The Southern California native was a star in the making in the judo world, and was just 21 when she captured an Olympic bronze medal at the 2008 Beijing Games. Rather than build on that accomplishment, she retired. And while you can’t really blame her for not staying with an amateur pursuit during her athletic prime, Rousey has lashed out bitterly over the years at both the Olympic structure in general and USA Judo in particular.
Rousey went from there to mixed martial arts, where she became a trailblazing superstar, very much on the cutting edge of a boom in women sports alongside the likes of the U.S. women’s soccer team.
But success went to her head, and when she lost the title to Holm, rather than admit the game had caught up with her and make the necessary adjustments, she closed ranks ever more tightly and doubled down on her fighting style. That ended in the 48-second disaster of a TKO loss to Nunes.

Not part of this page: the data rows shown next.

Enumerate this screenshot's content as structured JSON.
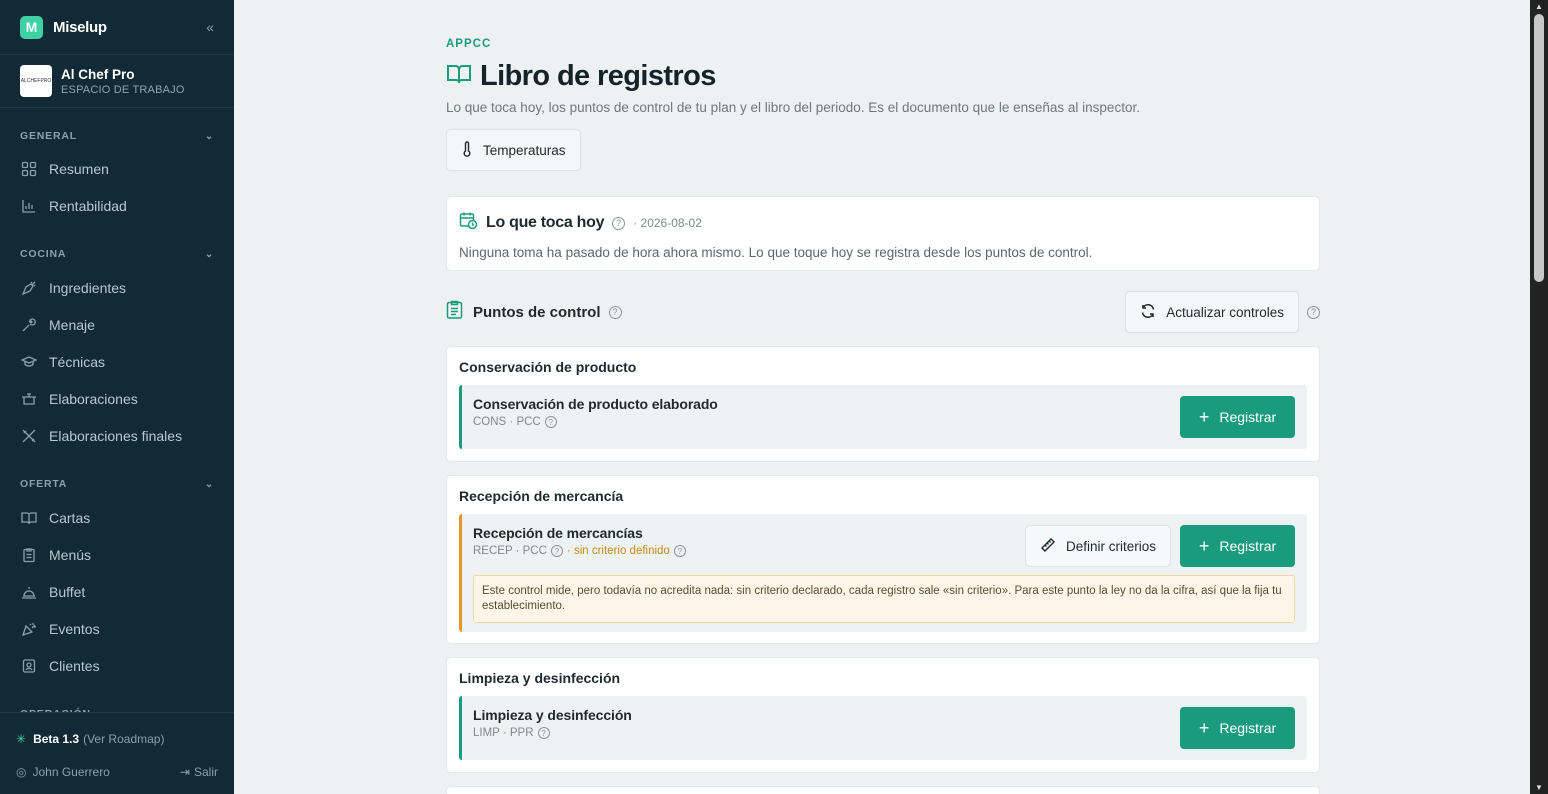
{
  "app": {
    "brand": "Miselup",
    "brand_letter": "M",
    "collapse": "«"
  },
  "workspace": {
    "name": "Al Chef Pro",
    "subtitle": "ESPACIO DE TRABAJO",
    "logo_text": "ALCHEFPRO"
  },
  "sidebar": {
    "sections": [
      {
        "label": "GENERAL",
        "items": [
          {
            "label": "Resumen",
            "icon": "grid-icon"
          },
          {
            "label": "Rentabilidad",
            "icon": "bar-chart-icon"
          }
        ]
      },
      {
        "label": "COCINA",
        "items": [
          {
            "label": "Ingredientes",
            "icon": "carrot-icon"
          },
          {
            "label": "Menaje",
            "icon": "tools-icon"
          },
          {
            "label": "Técnicas",
            "icon": "graduation-cap-icon"
          },
          {
            "label": "Elaboraciones",
            "icon": "pot-icon"
          },
          {
            "label": "Elaboraciones finales",
            "icon": "utensils-icon"
          }
        ]
      },
      {
        "label": "OFERTA",
        "items": [
          {
            "label": "Cartas",
            "icon": "book-open-icon"
          },
          {
            "label": "Menús",
            "icon": "clipboard-icon"
          },
          {
            "label": "Buffet",
            "icon": "cloche-icon"
          },
          {
            "label": "Eventos",
            "icon": "party-icon"
          },
          {
            "label": "Clientes",
            "icon": "contact-icon"
          }
        ]
      },
      {
        "label": "OPERACIÓN",
        "items": []
      }
    ],
    "footer": {
      "version": "Beta 1.3",
      "roadmap": "(Ver Roadmap)",
      "user": "John Guerrero",
      "logout": "Salir"
    }
  },
  "page": {
    "eyebrow": "APPCC",
    "title": "Libro de registros",
    "subtitle": "Lo que toca hoy, los puntos de control de tu plan y el libro del periodo. Es el documento que le enseñas al inspector.",
    "temp_button": "Temperaturas"
  },
  "today": {
    "title": "Lo que toca hoy",
    "date": "· 2026-08-02",
    "text": "Ninguna toma ha pasado de hora ahora mismo. Lo que toque hoy se registra desde los puntos de control."
  },
  "control_points": {
    "title": "Puntos de control",
    "update_button": "Actualizar controles",
    "register_label": "Registrar",
    "criteria_label": "Definir criterios",
    "groups": [
      {
        "title": "Conservación de producto",
        "control": {
          "name": "Conservación de producto elaborado",
          "meta": "CONS · PCC"
        }
      },
      {
        "title": "Recepción de mercancía",
        "control": {
          "name": "Recepción de mercancías",
          "meta": "RECEP · PCC",
          "no_criteria": "· sin criterio definido",
          "warning": "Este control mide, pero todavía no acredita nada: sin criterio declarado, cada registro sale «sin criterio». Para este punto la ley no da la cifra, así que la fija tu establecimiento."
        }
      },
      {
        "title": "Limpieza y desinfección",
        "control": {
          "name": "Limpieza y desinfección",
          "meta": "LIMP · PPR"
        }
      }
    ]
  },
  "colors": {
    "sidebar_bg": "#112a35",
    "accent": "#1a9b7d",
    "warning": "#e8962a"
  }
}
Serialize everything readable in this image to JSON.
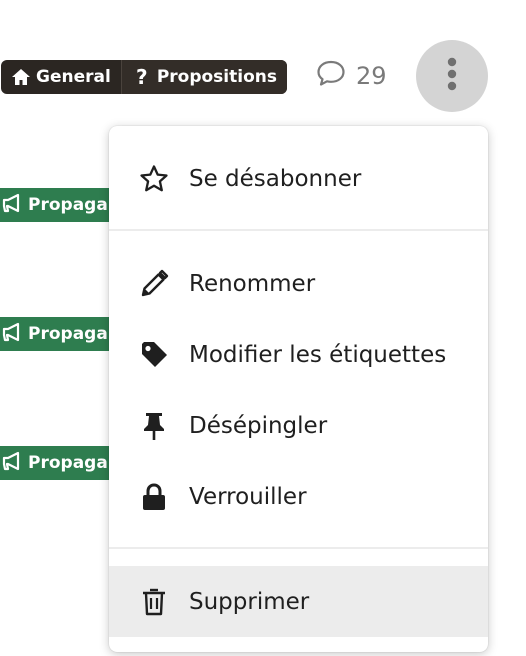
{
  "breadcrumbs": [
    {
      "label": "General",
      "icon": "home-icon"
    },
    {
      "label": "Propositions",
      "icon": "question-icon"
    }
  ],
  "comments": {
    "count": "29",
    "icon": "comment-icon"
  },
  "more_button": {
    "icon": "ellipsis-vertical-icon"
  },
  "tags": [
    {
      "label": "Propagan",
      "icon": "megaphone-icon"
    },
    {
      "label": "Propagan",
      "icon": "megaphone-icon"
    },
    {
      "label": "Propagan",
      "icon": "megaphone-icon"
    }
  ],
  "menu": {
    "items": [
      {
        "label": "Se désabonner",
        "icon": "star-outline-icon"
      },
      {
        "label": "Renommer",
        "icon": "pencil-icon"
      },
      {
        "label": "Modifier les étiquettes",
        "icon": "tag-icon"
      },
      {
        "label": "Désépingler",
        "icon": "pin-icon"
      },
      {
        "label": "Verrouiller",
        "icon": "lock-icon"
      },
      {
        "label": "Supprimer",
        "icon": "trash-icon"
      }
    ]
  },
  "colors": {
    "breadcrumb_bg": "#2b2622",
    "tag_bg": "#2e7d4f",
    "more_button_bg": "#d4d4d4",
    "menu_hover_bg": "#ececec"
  }
}
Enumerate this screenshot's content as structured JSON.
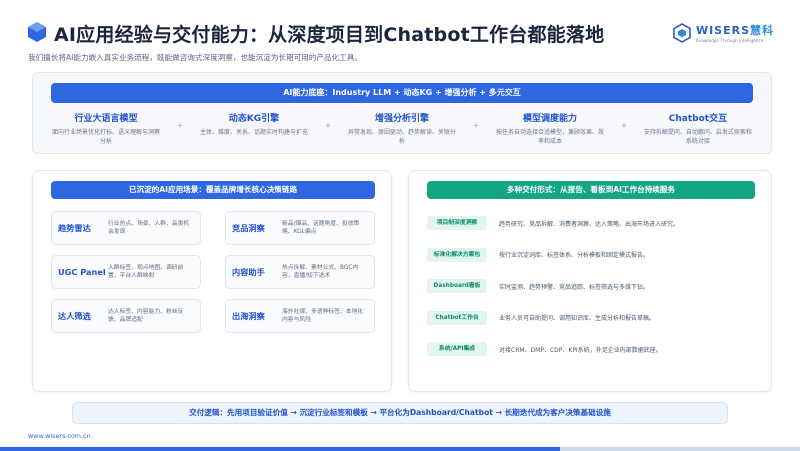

With all the buzz coming off her Rumble appearance, Rousey will no doubt be given every opportunity to succeed in the WWE, which has a long track record of success. Pre-eminent wrestling journalist Dave Meltzer reports the WWE is attempting to match Rousey with Dwayne “The Rock” Johnson against Stephanie McMahon and Paul “Triple H” Levesque at WrestleMania, which will be held on April 8 in New Orleans.
The combination of curiosity from Rousey’s first match and the sheer star power of The Rock would no doubt make for a big one-night hit.
What happens after that? Wrestling is not an easy business. What if Rousey’s ability to build a wrestling character ends up being about the same as her ability to hold the lead in a major film? And if Rousey is serious about becoming a full-time sports entertainer, what happens when Vince McMahon inevitably comes to her and asks her to lose a match? What if McMahon, who has long been known to test just how much his wrestlers are willing to stomach without quitting their jobs, scripts a scene in which Rousey is going to lose via head kick, similar to the Holm fight? Nothing in Rousey’s past suggests she’ll stick with things when the going gets tough.
Maybe Rousey will shine as a wrestler. Maybe this latest career will be the one that lasts. Or maybe her WWE stint will end up like her judo, MMA and acting careers: A flash, followed by a fizzle, followed by moving on to the next thing.